Hugo De Marinis
Una memoria (I) ,
Una memoria (II) ,
Una memoria (III) ,
Una memoria (IV)Intile
Una mañana gris de las tantas que se daban en Río Grande, un grupo de comunicantes íbamos camino a nuestro lugar de fondeo de día hábil, cuando de repente vimos a un colimba con la lengua afuera siendo bailado por el propio suboficial mayor Coquito. Si había castigos para cualquier tipo de milico – viejo o nuevo – un baile con este hombre era de los más bravos. Para sacarla barata había que permanecer alerta, realizar los ejercicios con la mejor disposición, como si uno fuera estilizado gimnasta: imposible hacerse el canchero o el cansado. Si no te desmayabas este viejo te liquidaba. Y no importa lo que hicieras había que mantener distancia prudencial, o te molía a puntines y puñetes.

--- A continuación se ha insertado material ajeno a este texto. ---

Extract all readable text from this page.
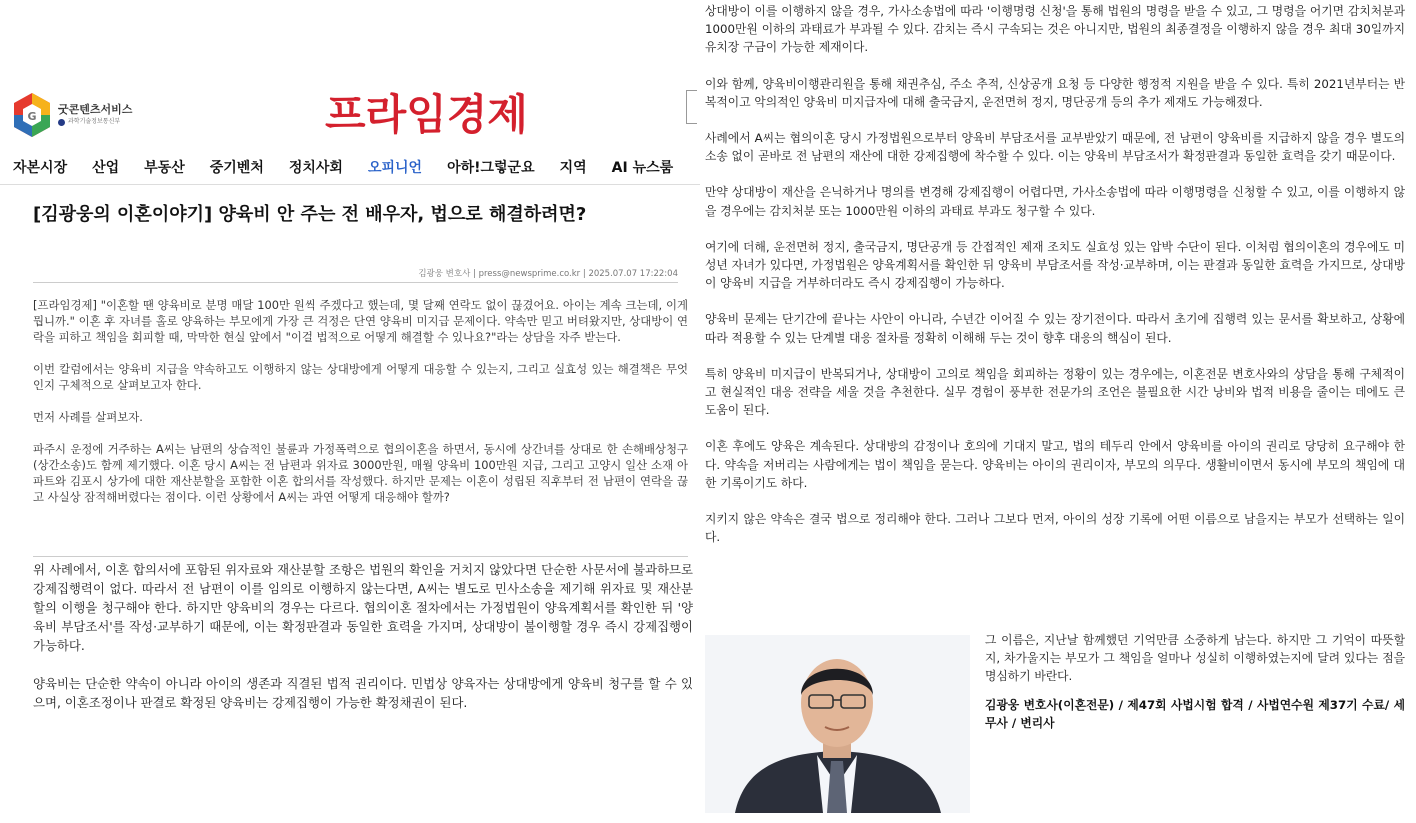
G
굿콘텐츠서비스
과학기술정보통신부	프라임경제
자본시장 산업 부동산 중기벤처 정치사회 오피니언 아하!그렇군요 지역 AI 뉴스룸
[김광웅의 이혼이야기] 양육비 안 주는 전 배우자, 법으로 해결하려면?
김광웅 변호사 | press@newsprime.co.kr | 2025.07.07 17:22:04

[프라임경제] "이혼할 땐 양육비로 분명 매달 100만 원씩 주겠다고 했는데, 몇 달째 연락도 없이 끊겼어요. 아이는 계속 크는데, 이게 뭡니까." 이혼 후 자녀를 홀로 양육하는 부모에게 가장 큰 걱정은 단연 양육비 미지급 문제이다. 약속만 믿고 버텨왔지만, 상대방이 연락을 피하고 책임을 회피할 때, 막막한 현실 앞에서 "이걸 법적으로 어떻게 해결할 수 있나요?"라는 상담을 자주 받는다.

이번 칼럼에서는 양육비 지급을 약속하고도 이행하지 않는 상대방에게 어떻게 대응할 수 있는지, 그리고 실효성 있는 해결책은 무엇인지 구체적으로 살펴보고자 한다.

먼저 사례를 살펴보자.

파주시 운정에 거주하는 A씨는 남편의 상습적인 불륜과 가정폭력으로 협의이혼을 하면서, 동시에 상간녀를 상대로 한 손해배상청구(상간소송)도 함께 제기했다. 이혼 당시 A씨는 전 남편과 위자료 3000만원, 매월 양육비 100만원 지급, 그리고 고양시 일산 소재 아파트와 김포시 상가에 대한 재산분할을 포함한 이혼 합의서를 작성했다. 하지만 문제는 이혼이 성립된 직후부터 전 남편이 연락을 끊고 사실상 잠적해버렸다는 점이다. 이런 상황에서 A씨는 과연 어떻게 대응해야 할까?

위 사례에서, 이혼 합의서에 포함된 위자료와 재산분할 조항은 법원의 확인을 거치지 않았다면 단순한 사문서에 불과하므로 강제집행력이 없다. 따라서 전 남편이 이를 임의로 이행하지 않는다면, A씨는 별도로 민사소송을 제기해 위자료 및 재산분할의 이행을 청구해야 한다. 하지만 양육비의 경우는 다르다. 협의이혼 절차에서는 가정법원이 양육계획서를 확인한 뒤 '양육비 부담조서'를 작성·교부하기 때문에, 이는 확정판결과 동일한 효력을 가지며, 상대방이 불이행할 경우 즉시 강제집행이 가능하다.

양육비는 단순한 약속이 아니라 아이의 생존과 직결된 법적 권리이다. 민법상 양육자는 상대방에게 양육비 청구를 할 수 있으며, 이혼조정이나 판결로 확정된 양육비는 강제집행이 가능한 확정채권이 된다.

상대방이 이를 이행하지 않을 경우, 가사소송법에 따라 '이행명령 신청'을 통해 법원의 명령을 받을 수 있고, 그 명령을 어기면 감치처분과 1000만원 이하의 과태료가 부과될 수 있다. 감치는 즉시 구속되는 것은 아니지만, 법원의 최종결정을 이행하지 않을 경우 최대 30일까지 유치장 구금이 가능한 제재이다.

이와 함께, 양육비이행관리원을 통해 채권추심, 주소 추적, 신상공개 요청 등 다양한 행정적 지원을 받을 수 있다. 특히 2021년부터는 반복적이고 악의적인 양육비 미지급자에 대해 출국금지, 운전면허 정지, 명단공개 등의 추가 제재도 가능해졌다.

사례에서 A씨는 협의이혼 당시 가정법원으로부터 양육비 부담조서를 교부받았기 때문에, 전 남편이 양육비를 지급하지 않을 경우 별도의 소송 없이 곧바로 전 남편의 재산에 대한 강제집행에 착수할 수 있다. 이는 양육비 부담조서가 확정판결과 동일한 효력을 갖기 때문이다.

만약 상대방이 재산을 은닉하거나 명의를 변경해 강제집행이 어렵다면, 가사소송법에 따라 이행명령을 신청할 수 있고, 이를 이행하지 않을 경우에는 감치처분 또는 1000만원 이하의 과태료 부과도 청구할 수 있다.

여기에 더해, 운전면허 정지, 출국금지, 명단공개 등 간접적인 제재 조치도 실효성 있는 압박 수단이 된다. 이처럼 협의이혼의 경우에도 미성년 자녀가 있다면, 가정법원은 양육계획서를 확인한 뒤 양육비 부담조서를 작성·교부하며, 이는 판결과 동일한 효력을 가지므로, 상대방이 양육비 지급을 거부하더라도 즉시 강제집행이 가능하다.

양육비 문제는 단기간에 끝나는 사안이 아니라, 수년간 이어질 수 있는 장기전이다. 따라서 초기에 집행력 있는 문서를 확보하고, 상황에 따라 적용할 수 있는 단계별 대응 절차를 정확히 이해해 두는 것이 향후 대응의 핵심이 된다.

특히 양육비 미지급이 반복되거나, 상대방이 고의로 책임을 회피하는 정황이 있는 경우에는, 이혼전문 변호사와의 상담을 통해 구체적이고 현실적인 대응 전략을 세울 것을 추천한다. 실무 경험이 풍부한 전문가의 조언은 불필요한 시간 낭비와 법적 비용을 줄이는 데에도 큰 도움이 된다.

이혼 후에도 양육은 계속된다. 상대방의 감정이나 호의에 기대지 말고, 법의 테두리 안에서 양육비를 아이의 권리로 당당히 요구해야 한다. 약속을 저버리는 사람에게는 법이 책임을 묻는다. 양육비는 아이의 권리이자, 부모의 의무다. 생활비이면서 동시에 부모의 책임에 대한 기록이기도 하다.

지키지 않은 약속은 결국 법으로 정리해야 한다. 그러나 그보다 먼저, 아이의 성장 기록에 어떤 이름으로 남을지는 부모가 선택하는 일이다.

그 이름은, 지난날 함께했던 기억만큼 소중하게 남는다. 하지만 그 기억이 따뜻할지, 차가울지는 부모가 그 책임을 얼마나 성실히 이행하였는지에 달려 있다는 점을 명심하기 바란다.

김광웅 변호사(이혼전문) / 제47회 사법시험 합격 / 사법연수원 제37기 수료/ 세무사 / 변리사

El soldadito seguro que no lo conocía porque no bailaba con las ganas debía. Se arrastraba entre lastimoso y al borde del llanto con la intención de sacarle al viejo una pizca de lástima cuando en realidad esa conducta le inspiraba una sola cosa: furia. Si el soldado no respondía al mandato, Coquito – también llamado El Tigre – lo pateaba o lo pisaba con determinación, en especial sobre los charcos congelados y lo conminaba con voz de trueno a que se levantara.

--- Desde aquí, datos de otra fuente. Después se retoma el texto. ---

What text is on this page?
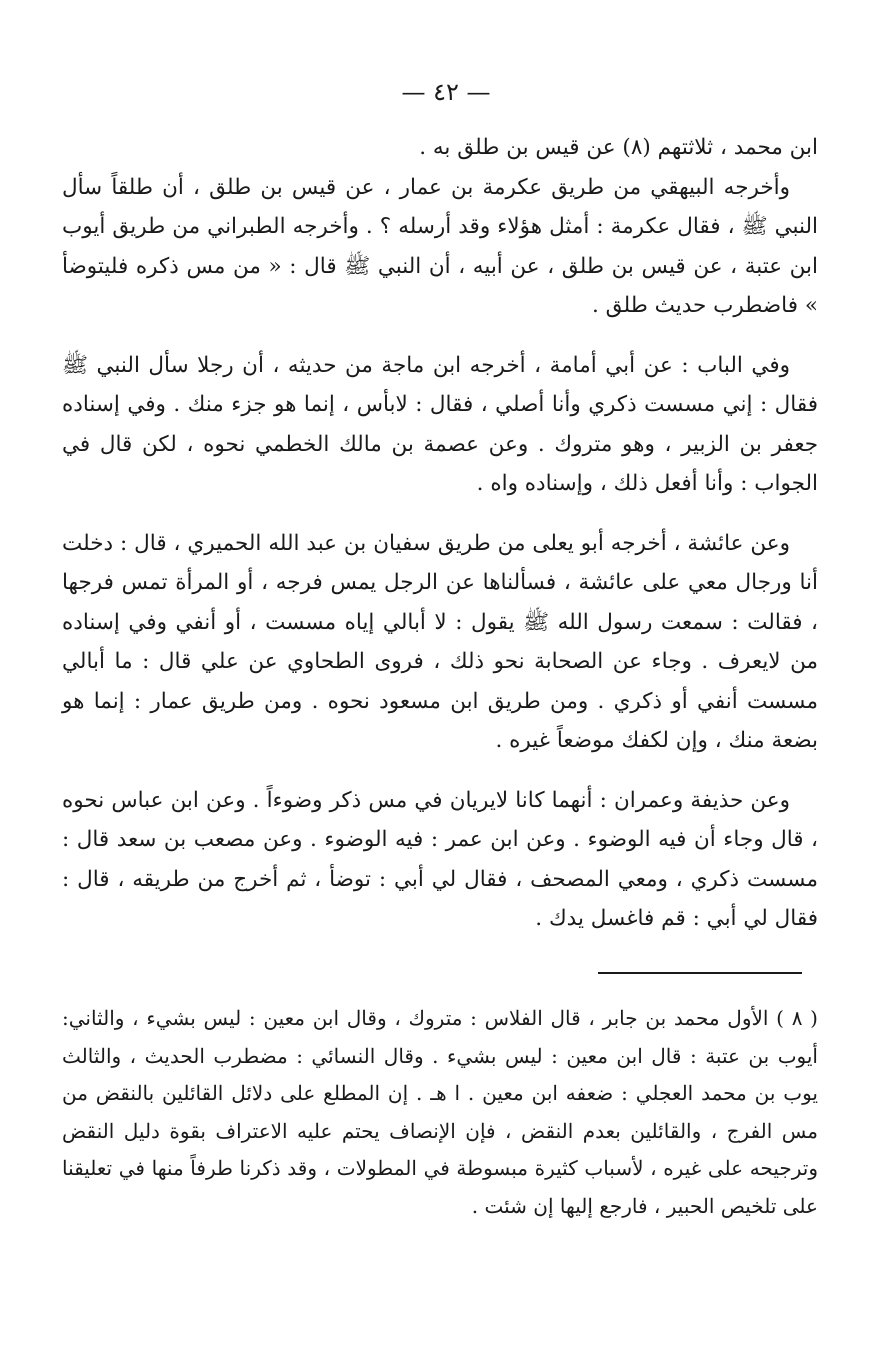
— ٤٢ —

ابن محمد ، ثلاثتهم (٨) عن قيس بن طلق به .

وأخرجه البيهقي من طريق عكرمة بن عمار ، عن قيس بن طلق ، أن طلقاً سأل النبي ﷺ ، فقال عكرمة : أمثل هؤلاء وقد أرسله ؟ . وأخرجه الطبراني من طريق أيوب ابن عتبة ، عن قيس بن طلق ، عن أبيه ، أن النبي ﷺ قال : « من مس ذكره فليتوضأ » فاضطرب حديث طلق .

وفي الباب : عن أبي أمامة ، أخرجه ابن ماجة من حديثه ، أن رجلا سأل النبي ﷺ فقال : إني مسست ذكري وأنا أصلي ، فقال : لابأس ، إنما هو جزء منك . وفي إسناده جعفر بن الزبير ، وهو متروك . وعن عصمة بن مالك الخطمي نحوه ، لكن قال في الجواب : وأنا أفعل ذلك ، وإسناده واه .

وعن عائشة ، أخرجه أبو يعلى من طريق سفيان بن عبد الله الحميري ، قال : دخلت أنا ورجال معي على عائشة ، فسألناها عن الرجل يمس فرجه ، أو المرأة تمس فرجها ، فقالت : سمعت رسول الله ﷺ يقول : لا أبالي إياه مسست ، أو أنفي وفي إسناده من لايعرف . وجاء عن الصحابة نحو ذلك ، فروى الطحاوي عن علي قال : ما أبالي مسست أنفي أو ذكري . ومن طريق ابن مسعود نحوه . ومن طريق عمار : إنما هو بضعة منك ، وإن لكفك موضعاً غيره .

وعن حذيفة وعمران : أنهما كانا لايريان في مس ذكر وضوءاً . وعن ابن عباس نحوه ، قال وجاء أن فيه الوضوء . وعن ابن عمر : فيه الوضوء . وعن مصعب بن سعد قال : مسست ذكري ، ومعي المصحف ، فقال لي أبي : توضأ ، ثم أخرج من طريقه ، قال : فقال لي أبي : قم فاغسل يدك .

( ٨ ) الأول محمد بن جابر ، قال الفلاس : متروك ، وقال ابن معين : ليس بشيء ، والثاني: أيوب بن عتبة : قال ابن معين : ليس بشيء . وقال النسائي : مضطرب الحديث ، والثالث يوب بن محمد العجلي : ضعفه ابن معين . ا هـ . إن المطلع على دلائل القائلين بالنقض من مس الفرج ، والقائلين بعدم النقض ، فإن الإنصاف يحتم عليه الاعتراف بقوة دليل النقض وترجيحه على غيره ، لأسباب كثيرة مبسوطة في المطولات ، وقد ذكرنا طرفاً منها في تعليقنا على تلخيص الحبير ، فارجع إليها إن شئت .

Cuando esto pasaba el código “púa” mandaba que los andaban por ahí casualmente no vieran ni oyeran. Para ver y oír era mejor hacerlo escondido, por lo que apuramos el paso a nuestros puestos para observar desde ahí a través de los ventanucos sucios y gastados. Fue el baile más largo que presencié en el BIM 5. Tanto que en cierto momento perdimos las esperanzas por este pibe. Asumimos que terminaría, con suerte, en la enfermería.
Después del almuerzo, para nuestra sorpresa, lo habían asignado a Comunicaciones. No parecía tan hecho bolsa como suponíamos. Al contrario, había en él una sonrisa sobradora, como si el humillante percance mañanero nunca hubiese ocurrido en su primera mañana en la isla.
Leer todo el artículoEl colimba había llegado solo, era porteño, venía castigado porque lo descubrieron en un afano mínimo y a diferencia del estrato social marginal / lumpen de sus paisanos del batallón, se notaba a la legua que pertenecía a la clase media. Hablaba pausado, contaba por lo menos con educación secundaria y se mofaba de haberla sacado barata no yendo a parar a la cárcel militar, ya que su delito financiero así lo demandaba. Como no le dimos mucha pelota de entrada, se esforzó en captar nuestra atención con el cuento de por qué se había salvado por un pelo de un castigo mayor o de que le prorrogaran la baja.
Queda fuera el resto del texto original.